McNerney sat in a wheelchair, his eyes taking in the view of his family, in a place he loved. A baseball cap reading “Vietnam Veteran” placed firmly on his head. It’s one of the many hats this U.S. Marine Veteran has worn over the years.
Indeed, a happy day at Big Run Wolf Ranch in Lockport, about 35 miles southwest of Chicago’s Loop. Megan picked the ranch because of its special meaning. For decades, her dad worked there as an educator. The ranch is a wildlife conservation sanctuary, recusing animals and giving them a home, when the only other alternative was euthanasia.
“Blown away, right Dad,” she asked.
“Blown away is right,” McNerney said. His voice not a strong as it once was.
Years ago, McNerney’s health began to fail.
“After multiple exposures to agent orange, for the last 10 years he’s been fighting one terrible thing after another,” long-time friend John Basile said.
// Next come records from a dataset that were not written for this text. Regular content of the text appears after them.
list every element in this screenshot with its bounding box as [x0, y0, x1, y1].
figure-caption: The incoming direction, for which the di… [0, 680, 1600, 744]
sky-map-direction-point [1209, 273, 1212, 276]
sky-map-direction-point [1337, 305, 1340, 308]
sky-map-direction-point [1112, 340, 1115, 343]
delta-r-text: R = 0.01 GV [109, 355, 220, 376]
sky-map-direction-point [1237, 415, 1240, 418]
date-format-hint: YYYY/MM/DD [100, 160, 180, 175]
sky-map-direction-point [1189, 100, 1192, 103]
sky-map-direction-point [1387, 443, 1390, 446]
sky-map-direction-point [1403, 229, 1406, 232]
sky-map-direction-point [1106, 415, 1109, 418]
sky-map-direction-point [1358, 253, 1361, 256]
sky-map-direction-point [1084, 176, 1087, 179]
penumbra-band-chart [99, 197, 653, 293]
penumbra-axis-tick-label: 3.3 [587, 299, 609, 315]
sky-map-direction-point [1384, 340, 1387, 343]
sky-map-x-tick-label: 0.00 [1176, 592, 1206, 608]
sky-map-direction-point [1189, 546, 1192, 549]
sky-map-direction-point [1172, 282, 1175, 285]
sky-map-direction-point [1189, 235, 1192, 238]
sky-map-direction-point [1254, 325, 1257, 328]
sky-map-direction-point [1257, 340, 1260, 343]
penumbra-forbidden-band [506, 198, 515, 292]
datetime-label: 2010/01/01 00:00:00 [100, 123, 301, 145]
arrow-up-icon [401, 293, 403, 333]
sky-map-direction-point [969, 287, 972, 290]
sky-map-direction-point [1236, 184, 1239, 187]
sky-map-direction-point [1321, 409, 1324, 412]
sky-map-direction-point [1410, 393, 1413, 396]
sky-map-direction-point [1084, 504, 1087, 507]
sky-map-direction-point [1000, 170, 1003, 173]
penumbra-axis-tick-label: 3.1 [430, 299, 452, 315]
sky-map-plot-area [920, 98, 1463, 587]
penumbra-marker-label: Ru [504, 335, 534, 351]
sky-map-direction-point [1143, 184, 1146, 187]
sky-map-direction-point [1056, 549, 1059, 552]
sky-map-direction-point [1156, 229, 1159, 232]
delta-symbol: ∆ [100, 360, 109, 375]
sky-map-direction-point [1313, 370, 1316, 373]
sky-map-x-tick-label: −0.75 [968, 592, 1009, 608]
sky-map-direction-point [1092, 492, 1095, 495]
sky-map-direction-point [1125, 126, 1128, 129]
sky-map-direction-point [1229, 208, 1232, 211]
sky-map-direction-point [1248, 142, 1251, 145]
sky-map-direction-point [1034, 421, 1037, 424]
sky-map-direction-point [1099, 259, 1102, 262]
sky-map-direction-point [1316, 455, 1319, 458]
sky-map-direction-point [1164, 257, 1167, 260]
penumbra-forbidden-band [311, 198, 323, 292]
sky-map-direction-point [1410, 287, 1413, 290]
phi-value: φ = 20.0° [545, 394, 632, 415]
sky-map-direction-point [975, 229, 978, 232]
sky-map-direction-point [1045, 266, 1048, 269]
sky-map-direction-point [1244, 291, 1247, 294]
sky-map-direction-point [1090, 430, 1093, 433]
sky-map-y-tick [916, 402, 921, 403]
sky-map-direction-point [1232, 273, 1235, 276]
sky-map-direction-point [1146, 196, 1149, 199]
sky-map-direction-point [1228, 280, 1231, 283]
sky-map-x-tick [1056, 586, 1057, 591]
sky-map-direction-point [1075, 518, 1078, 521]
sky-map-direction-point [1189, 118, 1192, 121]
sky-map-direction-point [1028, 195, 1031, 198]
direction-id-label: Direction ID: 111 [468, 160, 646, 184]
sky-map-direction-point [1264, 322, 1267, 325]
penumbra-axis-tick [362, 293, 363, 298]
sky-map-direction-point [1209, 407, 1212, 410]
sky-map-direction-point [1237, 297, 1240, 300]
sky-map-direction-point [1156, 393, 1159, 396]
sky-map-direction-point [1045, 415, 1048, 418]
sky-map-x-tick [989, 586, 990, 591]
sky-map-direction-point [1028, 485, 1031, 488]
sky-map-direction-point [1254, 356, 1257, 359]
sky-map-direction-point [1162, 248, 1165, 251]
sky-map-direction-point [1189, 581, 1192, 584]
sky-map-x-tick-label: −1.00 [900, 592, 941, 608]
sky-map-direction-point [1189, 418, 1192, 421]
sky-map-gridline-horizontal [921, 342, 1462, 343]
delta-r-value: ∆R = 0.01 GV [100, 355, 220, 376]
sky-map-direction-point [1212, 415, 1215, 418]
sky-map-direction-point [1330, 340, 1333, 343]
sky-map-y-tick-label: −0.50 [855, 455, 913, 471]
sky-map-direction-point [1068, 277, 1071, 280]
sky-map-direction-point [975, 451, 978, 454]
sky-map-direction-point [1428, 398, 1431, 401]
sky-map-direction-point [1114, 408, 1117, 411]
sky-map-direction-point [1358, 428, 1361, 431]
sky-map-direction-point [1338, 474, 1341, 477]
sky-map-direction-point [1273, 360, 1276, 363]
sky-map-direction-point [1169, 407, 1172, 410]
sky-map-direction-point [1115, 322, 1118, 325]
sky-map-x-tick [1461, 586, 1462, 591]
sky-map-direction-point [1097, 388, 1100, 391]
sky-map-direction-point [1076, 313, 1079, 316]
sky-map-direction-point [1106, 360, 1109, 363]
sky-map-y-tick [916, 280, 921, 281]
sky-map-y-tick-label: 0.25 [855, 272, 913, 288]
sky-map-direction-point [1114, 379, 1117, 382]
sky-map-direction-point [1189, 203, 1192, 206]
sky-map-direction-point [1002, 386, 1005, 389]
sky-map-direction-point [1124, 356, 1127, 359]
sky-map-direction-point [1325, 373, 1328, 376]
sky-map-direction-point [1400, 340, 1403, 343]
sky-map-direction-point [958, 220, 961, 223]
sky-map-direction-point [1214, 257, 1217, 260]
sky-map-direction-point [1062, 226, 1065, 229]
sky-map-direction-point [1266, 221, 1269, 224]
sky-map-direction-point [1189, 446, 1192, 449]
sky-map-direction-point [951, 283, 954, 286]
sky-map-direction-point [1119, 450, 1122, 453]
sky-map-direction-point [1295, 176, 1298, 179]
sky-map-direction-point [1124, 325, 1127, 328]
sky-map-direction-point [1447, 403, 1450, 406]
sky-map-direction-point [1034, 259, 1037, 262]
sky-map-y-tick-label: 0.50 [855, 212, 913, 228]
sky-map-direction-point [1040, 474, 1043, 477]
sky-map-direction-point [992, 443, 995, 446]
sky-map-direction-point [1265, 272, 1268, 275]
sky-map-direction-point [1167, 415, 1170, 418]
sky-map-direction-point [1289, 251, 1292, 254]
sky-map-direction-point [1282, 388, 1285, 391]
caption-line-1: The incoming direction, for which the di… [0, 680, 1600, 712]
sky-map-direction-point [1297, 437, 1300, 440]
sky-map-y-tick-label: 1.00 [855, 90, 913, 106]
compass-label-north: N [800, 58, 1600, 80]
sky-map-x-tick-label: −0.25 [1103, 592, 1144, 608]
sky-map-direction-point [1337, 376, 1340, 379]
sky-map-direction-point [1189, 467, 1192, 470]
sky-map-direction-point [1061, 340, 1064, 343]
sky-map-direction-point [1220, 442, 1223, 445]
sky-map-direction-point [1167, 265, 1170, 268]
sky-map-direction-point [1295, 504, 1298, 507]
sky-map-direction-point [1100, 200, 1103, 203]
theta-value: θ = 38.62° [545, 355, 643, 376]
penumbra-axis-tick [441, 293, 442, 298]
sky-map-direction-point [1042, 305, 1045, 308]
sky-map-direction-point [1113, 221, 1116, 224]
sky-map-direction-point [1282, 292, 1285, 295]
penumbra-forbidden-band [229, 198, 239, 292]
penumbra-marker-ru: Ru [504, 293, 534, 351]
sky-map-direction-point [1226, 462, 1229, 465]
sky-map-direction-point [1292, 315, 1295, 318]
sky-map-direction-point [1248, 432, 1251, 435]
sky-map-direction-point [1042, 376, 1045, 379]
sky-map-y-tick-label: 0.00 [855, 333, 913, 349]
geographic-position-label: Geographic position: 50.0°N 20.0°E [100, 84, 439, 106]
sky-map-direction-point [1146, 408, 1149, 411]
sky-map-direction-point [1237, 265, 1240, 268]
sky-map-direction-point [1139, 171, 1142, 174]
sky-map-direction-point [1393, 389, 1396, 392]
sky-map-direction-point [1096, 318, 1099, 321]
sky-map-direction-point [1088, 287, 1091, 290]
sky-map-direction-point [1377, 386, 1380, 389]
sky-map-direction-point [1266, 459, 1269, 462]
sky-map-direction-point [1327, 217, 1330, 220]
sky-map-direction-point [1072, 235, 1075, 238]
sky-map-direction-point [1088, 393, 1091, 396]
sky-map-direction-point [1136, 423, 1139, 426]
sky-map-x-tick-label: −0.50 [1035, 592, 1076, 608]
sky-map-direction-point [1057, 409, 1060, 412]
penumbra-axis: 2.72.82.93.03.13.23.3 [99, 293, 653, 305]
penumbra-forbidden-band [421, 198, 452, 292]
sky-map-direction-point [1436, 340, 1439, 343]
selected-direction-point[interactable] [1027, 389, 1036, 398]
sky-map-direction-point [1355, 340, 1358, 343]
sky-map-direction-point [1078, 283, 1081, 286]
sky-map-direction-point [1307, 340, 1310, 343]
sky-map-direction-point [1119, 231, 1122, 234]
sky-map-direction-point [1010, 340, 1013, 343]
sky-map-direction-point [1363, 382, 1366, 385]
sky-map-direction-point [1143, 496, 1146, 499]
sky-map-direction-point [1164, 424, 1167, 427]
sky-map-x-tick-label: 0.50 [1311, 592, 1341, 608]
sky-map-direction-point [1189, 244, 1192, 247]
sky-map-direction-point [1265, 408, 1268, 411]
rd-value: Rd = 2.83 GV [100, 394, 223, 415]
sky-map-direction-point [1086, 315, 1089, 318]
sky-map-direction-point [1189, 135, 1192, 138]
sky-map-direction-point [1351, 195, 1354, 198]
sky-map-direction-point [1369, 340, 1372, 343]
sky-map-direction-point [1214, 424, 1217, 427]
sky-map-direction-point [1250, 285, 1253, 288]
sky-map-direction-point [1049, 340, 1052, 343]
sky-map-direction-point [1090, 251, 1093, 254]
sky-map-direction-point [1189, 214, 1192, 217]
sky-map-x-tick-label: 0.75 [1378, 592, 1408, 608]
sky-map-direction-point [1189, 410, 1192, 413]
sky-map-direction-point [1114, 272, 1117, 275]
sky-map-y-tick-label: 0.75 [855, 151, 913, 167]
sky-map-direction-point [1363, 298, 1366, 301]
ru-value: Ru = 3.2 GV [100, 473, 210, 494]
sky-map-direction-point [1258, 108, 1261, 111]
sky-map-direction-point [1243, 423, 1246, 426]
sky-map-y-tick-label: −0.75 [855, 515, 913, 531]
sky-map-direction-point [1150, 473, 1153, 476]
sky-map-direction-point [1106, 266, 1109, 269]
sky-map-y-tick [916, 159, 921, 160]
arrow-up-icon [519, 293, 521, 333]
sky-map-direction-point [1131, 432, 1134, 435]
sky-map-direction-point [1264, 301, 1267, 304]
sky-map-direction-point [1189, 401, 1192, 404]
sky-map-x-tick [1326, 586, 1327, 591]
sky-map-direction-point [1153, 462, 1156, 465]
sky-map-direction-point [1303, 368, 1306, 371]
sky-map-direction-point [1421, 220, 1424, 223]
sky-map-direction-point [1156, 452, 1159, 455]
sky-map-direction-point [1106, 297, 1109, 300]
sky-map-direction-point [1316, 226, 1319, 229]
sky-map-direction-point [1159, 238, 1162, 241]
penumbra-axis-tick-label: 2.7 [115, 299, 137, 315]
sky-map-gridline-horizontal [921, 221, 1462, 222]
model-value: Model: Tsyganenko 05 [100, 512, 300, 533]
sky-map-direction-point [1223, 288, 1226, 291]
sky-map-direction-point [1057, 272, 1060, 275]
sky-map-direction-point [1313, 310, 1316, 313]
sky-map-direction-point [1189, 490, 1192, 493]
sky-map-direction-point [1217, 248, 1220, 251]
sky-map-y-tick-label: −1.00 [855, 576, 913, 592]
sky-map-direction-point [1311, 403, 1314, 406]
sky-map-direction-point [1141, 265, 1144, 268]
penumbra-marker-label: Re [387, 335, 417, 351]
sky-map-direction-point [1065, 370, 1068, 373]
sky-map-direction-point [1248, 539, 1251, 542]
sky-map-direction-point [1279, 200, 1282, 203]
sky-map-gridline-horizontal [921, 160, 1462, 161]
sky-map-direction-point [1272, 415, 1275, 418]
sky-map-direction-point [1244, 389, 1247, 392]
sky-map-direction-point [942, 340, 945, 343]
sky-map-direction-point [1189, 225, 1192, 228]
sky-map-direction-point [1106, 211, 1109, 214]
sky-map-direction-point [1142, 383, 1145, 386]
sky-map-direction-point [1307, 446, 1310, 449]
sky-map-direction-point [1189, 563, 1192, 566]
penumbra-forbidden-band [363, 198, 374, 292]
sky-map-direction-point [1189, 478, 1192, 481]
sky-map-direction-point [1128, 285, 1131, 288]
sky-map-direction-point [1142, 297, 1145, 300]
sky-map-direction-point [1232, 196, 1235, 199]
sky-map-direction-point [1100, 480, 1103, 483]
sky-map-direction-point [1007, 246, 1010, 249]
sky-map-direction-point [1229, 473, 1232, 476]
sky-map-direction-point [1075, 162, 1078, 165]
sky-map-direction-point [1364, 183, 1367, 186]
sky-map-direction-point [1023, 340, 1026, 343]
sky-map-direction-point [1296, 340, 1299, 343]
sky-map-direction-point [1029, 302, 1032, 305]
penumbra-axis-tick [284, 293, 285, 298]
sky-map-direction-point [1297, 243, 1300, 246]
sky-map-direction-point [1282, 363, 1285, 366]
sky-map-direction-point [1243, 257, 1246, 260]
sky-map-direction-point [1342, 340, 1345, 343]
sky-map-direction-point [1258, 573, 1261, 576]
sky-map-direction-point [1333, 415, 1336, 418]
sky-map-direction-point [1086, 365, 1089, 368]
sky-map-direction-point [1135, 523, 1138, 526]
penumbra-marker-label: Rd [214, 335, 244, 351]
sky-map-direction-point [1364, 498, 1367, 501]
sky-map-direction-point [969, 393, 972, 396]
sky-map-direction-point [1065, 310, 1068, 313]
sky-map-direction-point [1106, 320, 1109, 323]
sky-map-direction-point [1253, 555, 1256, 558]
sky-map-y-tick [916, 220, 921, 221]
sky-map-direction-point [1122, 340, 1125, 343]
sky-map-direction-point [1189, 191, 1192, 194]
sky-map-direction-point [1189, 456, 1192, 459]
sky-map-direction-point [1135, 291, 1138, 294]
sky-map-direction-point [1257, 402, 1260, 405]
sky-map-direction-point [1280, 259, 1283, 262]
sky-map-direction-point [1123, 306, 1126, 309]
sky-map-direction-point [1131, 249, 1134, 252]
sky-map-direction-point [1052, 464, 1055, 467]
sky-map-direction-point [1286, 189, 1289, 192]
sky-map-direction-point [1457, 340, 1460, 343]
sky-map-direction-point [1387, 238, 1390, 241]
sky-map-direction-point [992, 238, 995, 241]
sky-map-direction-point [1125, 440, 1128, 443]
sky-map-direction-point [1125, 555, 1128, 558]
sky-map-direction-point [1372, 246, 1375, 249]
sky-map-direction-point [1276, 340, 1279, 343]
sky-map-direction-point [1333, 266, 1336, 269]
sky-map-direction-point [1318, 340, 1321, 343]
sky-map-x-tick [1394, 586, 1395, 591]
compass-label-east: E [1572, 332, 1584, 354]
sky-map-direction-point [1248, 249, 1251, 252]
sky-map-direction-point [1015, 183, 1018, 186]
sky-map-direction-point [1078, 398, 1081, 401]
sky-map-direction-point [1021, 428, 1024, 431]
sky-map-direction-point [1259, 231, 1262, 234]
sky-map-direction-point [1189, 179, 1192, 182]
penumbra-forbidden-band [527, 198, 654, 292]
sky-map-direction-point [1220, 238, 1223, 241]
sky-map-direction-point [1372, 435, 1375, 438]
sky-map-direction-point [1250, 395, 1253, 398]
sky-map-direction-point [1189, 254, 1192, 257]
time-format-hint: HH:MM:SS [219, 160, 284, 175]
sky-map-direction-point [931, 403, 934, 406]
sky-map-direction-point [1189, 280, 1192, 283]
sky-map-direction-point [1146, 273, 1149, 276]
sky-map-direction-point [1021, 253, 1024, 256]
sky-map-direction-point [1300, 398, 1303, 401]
Basile is the president of Big Run Wolf Ranch.
“The [Veterans’ Administration] been doing very well for him,” Basile said. “They’ve gotten him this far but he now has inoperable brain cancer and the VA said there’s nothing else we can do.”
Basile said his friend’s role in the U.S. Marines. Corporal James McNerney, 1st Marines, 1st Battlion, served in Vietnam in the late 1960s, the height of the war.
The diagnosis lead Megan to move up her wedding and for the family to bring the motto “Never leave a Marine behind” into full effect.
Before the wedding ceremony, another ceremony was held, lead by active duty U.S. Marines. This one was to honor the guest of honor, McNerney.
“Everything that he’s gone through in life, I think he’s completely deserving of the special dedication that he had today. Especially on this day,” Megan said.
The wedding is a final goal in this Marine’s life. With the help of those Marines, McNerney escorted his youngest daughter down the aisle, and danced with Megan during the reception.
Just eight days after the wedding, McNerney succumbed to cancer. He was 74.
The memories of that early autumn wedding though serve as a reminder. That even in sorrow, there is celebration in McNerney’s life, his service and his dedication to his family. His legacy is one that proves this Marine will never leave his family behind.